I have a dataframe in a Python script (using pandas) that needs to be sorted by multiple columns, but the case of the values currently messes up the sorting. For example a and A are not equally sorted. First, the upper-case letters are sorted and then the lower-case ones. Is there any easy way to sort them ignoring case. Currently I have something like this:

df = df.sort(['column1', 'column2', 'column3', 'column4', 'column5', 'column6', 'column7'], ascending=[True, True, True, True, True, True, True])

It is important that the case needs to be ignored for all of the columns and the values mustn't change their case in the final sorted dataframe.

For example column 1 could be sorted like this (ignoring case):

Aaa
aaB
aaC
Bbb
bBc
bbD
CCc
ccd

Also, it would be awesome, if the functionality would work with x number of columns (no hard-coding).

E. Muuli
  • 2,620
  • 4
  • 16
  • 26
  • If you want to ensure all cases are lower, then you can use `.lower()`. However, if you want to ignore the case altogether it is a little more complicated.
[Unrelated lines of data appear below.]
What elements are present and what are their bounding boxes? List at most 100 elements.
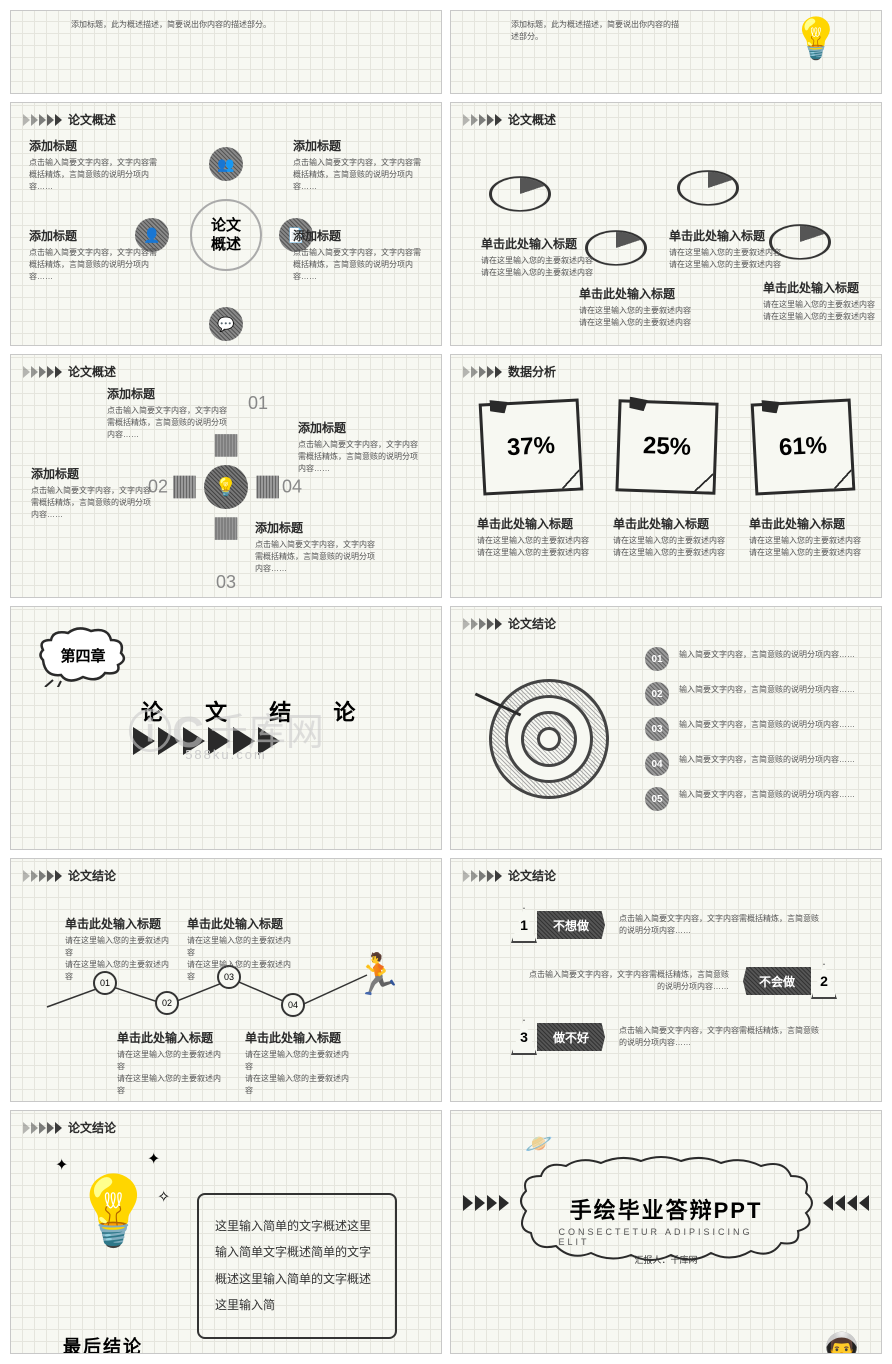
- list-num: 03: [645, 717, 669, 741]
- note-title: 单击此处输入标题: [749, 515, 869, 532]
- pie-title: 单击此处输入标题: [579, 285, 699, 302]
- slide-chapter-divider: 第四章 论 文 结 论 ⓘC千库网 588ku.com: [10, 606, 442, 850]
- center-label: 论文概述: [190, 199, 262, 271]
- bulb-icon: 💡: [204, 465, 248, 509]
- banner-num: 3: [511, 1019, 537, 1055]
- list-num: 05: [645, 787, 669, 811]
- desc: 添加标题，此为概述描述，简要说出你内容的描述部分。: [511, 19, 681, 43]
- speech-cloud-icon: 第四章: [33, 625, 133, 687]
- item-title: 添加标题: [31, 465, 156, 482]
- tl-title: 单击此处输入标题: [65, 915, 175, 932]
- timeline-dot: 02: [155, 991, 179, 1015]
- note-title: 单击此处输入标题: [613, 515, 733, 532]
- item-title: 添加标题: [107, 385, 232, 402]
- num: 01: [248, 393, 268, 414]
- banner-desc: 点击输入简要文字内容，文字内容需概括精炼，言简意赅的说明分项内容……: [619, 913, 819, 937]
- chevron-left-icon: [463, 1195, 509, 1211]
- slide-1: 添加标题，此为概述描述，简要说出你内容的描述部分。: [10, 10, 442, 94]
- item-title: 添加标题: [255, 519, 380, 536]
- pie-title: 单击此处输入标题: [763, 279, 882, 296]
- chevron-icon: [23, 114, 62, 126]
- orbit-icon-3: 💬: [209, 307, 243, 341]
- astronaut-icon: 👨‍🚀: [821, 1331, 863, 1354]
- item-title: 添加标题: [298, 419, 423, 436]
- sparkle-icon: ✦: [147, 1149, 160, 1169]
- item-title: 添加标题: [293, 137, 423, 154]
- item-desc: 点击输入简要文字内容，文字内容需概括精炼，言简意赅的说明分项内容……: [31, 485, 156, 521]
- arrow-left-icon: [162, 464, 207, 509]
- slide-final-conclusion: 论文结论 💡 ✦ ✦ ✧ 最后结论 这里输入简单的文字概述这里输入简单文字概述简…: [10, 1110, 442, 1354]
- item-title: 添加标题: [29, 227, 159, 244]
- orbit-icon-1: 👥: [209, 147, 243, 181]
- chevron-icon: [463, 618, 502, 630]
- pie-title: 单击此处输入标题: [481, 235, 601, 252]
- running-figure-icon: 🏃: [353, 951, 403, 998]
- arrow-down-icon: [203, 506, 248, 551]
- slide-grid: 添加标题，此为概述描述，简要说出你内容的描述部分。 添加标题，此为概述描述，简要…: [10, 10, 882, 1354]
- list-desc: 输入简要文字内容，言简意赅的说明分项内容……: [679, 717, 855, 731]
- cover-subtitle: CONSECTETUR ADIPISICING ELIT: [559, 1227, 774, 1247]
- item-desc: 点击输入简要文字内容，文字内容需概括精炼，言简意赅的说明分项内容……: [293, 247, 423, 283]
- slide-cover: 🪐 手绘毕业答辩PPT CONSECTETUR ADIPISICING ELIT…: [450, 1110, 882, 1354]
- header: 论文结论: [68, 867, 116, 884]
- item-desc: 点击输入简要文字内容，文字内容需概括精炼，言简意赅的说明分项内容……: [29, 247, 159, 283]
- svg-text:第四章: 第四章: [60, 647, 105, 665]
- item-title: 添加标题: [293, 227, 423, 244]
- banner-label: 不想做: [537, 911, 605, 939]
- banner-label: 做不好: [537, 1023, 605, 1051]
- sticky-note: 25%: [615, 399, 718, 494]
- item-desc: 点击输入简要文字内容，文字内容需概括精炼，言简意赅的说明分项内容……: [298, 439, 423, 475]
- chevron-right-icon: [823, 1195, 869, 1211]
- pie-icon: [489, 176, 551, 212]
- banner-label: 不会做: [743, 967, 811, 995]
- watermark-sub: 588ku.com: [185, 747, 267, 762]
- list-num: 01: [645, 647, 669, 671]
- list-desc: 输入简要文字内容，言简意赅的说明分项内容……: [679, 752, 855, 766]
- chevron-icon: [23, 870, 62, 882]
- slide-conclusion-banners: 论文结论 1 不想做 点击输入简要文字内容，文字内容需概括精炼，言简意赅的说明分…: [450, 858, 882, 1102]
- pie-icon: [677, 170, 739, 206]
- slide-conclusion-timeline: 论文结论 01 02 03 04 🏃 单击此处输入标题请在这里输入您的主要叙述内…: [10, 858, 442, 1102]
- banner-row: 1 不想做 点击输入简要文字内容，文字内容需概括精炼，言简意赅的说明分项内容……: [511, 907, 819, 943]
- tl-title: 单击此处输入标题: [117, 1029, 227, 1046]
- list-num: 02: [645, 682, 669, 706]
- header: 论文概述: [508, 111, 556, 128]
- pie-title: 单击此处输入标题: [669, 227, 789, 244]
- tl-desc: 请在这里输入您的主要叙述内容请在这里输入您的主要叙述内容: [187, 935, 297, 983]
- slide-overview-diamond: 论文概述 💡 01 04 03 02 添加标题点击输入简要文字内容，文字内容需概…: [10, 354, 442, 598]
- pie-desc: 请在这里输入您的主要叙述内容请在这里输入您的主要叙述内容: [763, 299, 882, 323]
- item-desc: 点击输入简要文字内容，文字内容需概括精炼，言简意赅的说明分项内容……: [29, 157, 159, 193]
- list-num: 04: [645, 752, 669, 776]
- header: 论文概述: [68, 363, 116, 380]
- note-title: 单击此处输入标题: [477, 515, 597, 532]
- list-desc: 输入简要文字内容，言简意赅的说明分项内容……: [679, 647, 855, 661]
- header: 论文结论: [508, 615, 556, 632]
- banner-row: 2 不会做 点击输入简要文字内容，文字内容需概括精炼，言简意赅的说明分项内容……: [529, 963, 837, 999]
- item-desc: 点击输入简要文字内容，文字内容需概括精炼，言简意赅的说明分项内容……: [255, 539, 380, 575]
- lightbulb-icon: 💡: [791, 15, 841, 62]
- slide-conclusion-target: 论文结论 01 输入简要文字内容，言简意赅的说明分项内容…… 02 输入简要文字内容…: [450, 606, 882, 850]
- item-desc: 点击输入简要文字内容，文字内容需概括精炼，言简意赅的说明分项内容……: [293, 157, 423, 193]
- chapter-title: 论 文 结 论: [141, 695, 373, 727]
- banner-row: 3 做不好 点击输入简要文字内容，文字内容需概括精炼，言简意赅的说明分项内容……: [511, 1019, 819, 1055]
- tl-desc: 请在这里输入您的主要叙述内容请在这里输入您的主要叙述内容: [117, 1049, 227, 1097]
- list-desc: 输入简要文字内容，言简意赅的说明分项内容……: [679, 787, 855, 801]
- list-desc: 输入简要文字内容，言简意赅的说明分项内容……: [679, 682, 855, 696]
- pie-desc: 请在这里输入您的主要叙述内容请在这里输入您的主要叙述内容: [481, 255, 601, 279]
- desc: 添加标题，此为概述描述，简要说出你内容的描述部分。: [71, 19, 271, 31]
- slide-2: 添加标题，此为概述描述，简要说出你内容的描述部分。 💡: [450, 10, 882, 94]
- banner-desc: 点击输入简要文字内容，文字内容需概括精炼，言简意赅的说明分项内容……: [619, 1025, 819, 1049]
- header: 数据分析: [508, 363, 556, 380]
- sparkle-icon: ✦: [55, 1155, 68, 1175]
- lightbulb-icon: 💡: [71, 1171, 156, 1251]
- num: 04: [282, 477, 302, 498]
- chevron-icon: [463, 366, 502, 378]
- tl-title: 单击此处输入标题: [187, 915, 297, 932]
- cover-title: 手绘毕业答辩PPT: [570, 1193, 763, 1225]
- final-label: 最后结论: [63, 1333, 143, 1354]
- slide-overview-pies: 论文概述 单击此处输入标题请在这里输入您的主要叙述内容请在这里输入您的主要叙述内…: [450, 102, 882, 346]
- chevron-icon: [463, 114, 502, 126]
- header: 论文结论: [508, 867, 556, 884]
- note-desc: 请在这里输入您的主要叙述内容请在这里输入您的主要叙述内容: [613, 535, 733, 559]
- cover-author: 汇报人：千库网: [634, 1253, 697, 1266]
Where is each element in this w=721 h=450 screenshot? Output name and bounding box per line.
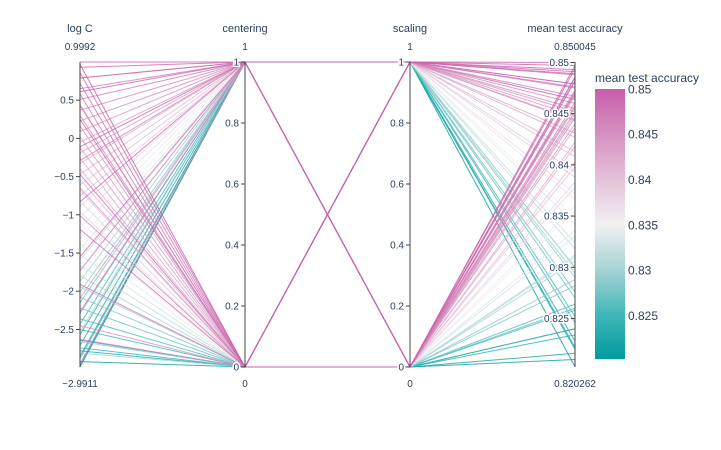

Suggest having a look here: https://stackoverflow.com/questions/319426/how-do-i-do-a-case-insensitive-string-comparison-in-python – Nick H Jun 07 '17 at 09:40

1 Answers1

2

if you just want to sort according to lower, you could use something like this:

def sort_naive_lowercase(df, columns, ascending=True):
    df_temp = pd.DataFrame(index = df.index, columns=columns)

    for kol in columns:
        df_temp[kol] = df[kol].str.lower()
    new_index = df_temp.sort_values(columns, ascending=ascending).index
    return df.reindex(new_index)

If you expect unicode problems, you might do something like this (borrowing from @nick-hale's comment):

def sort_by_caseless_columns(df, columns, ascending=True):
    # https://stackoverflow.com/a/29247821/1562285
    import unicodedata

    def normalize_caseless(text):
        return unicodedata.normalize("NFKD", text.casefold())
    df_temp = pd.DataFrame(index = df.index, columns=columns)

    for kol in columns:
        df_temp[kol] = df[kol].apply(normalize_caseless)
    new_index = df_temp.sort_values(columns, ascending=ascending).index
    return df.reindex(new_index)

If you have more possible arguments to pass to the sort_values, you can use **kwargs

If not all the columns are strings, but some are numerical, you might have to include an additional mask or set for the non-numerical columns

Maarten Fabré
  • 6,354
  • 1
  • 13
  • 32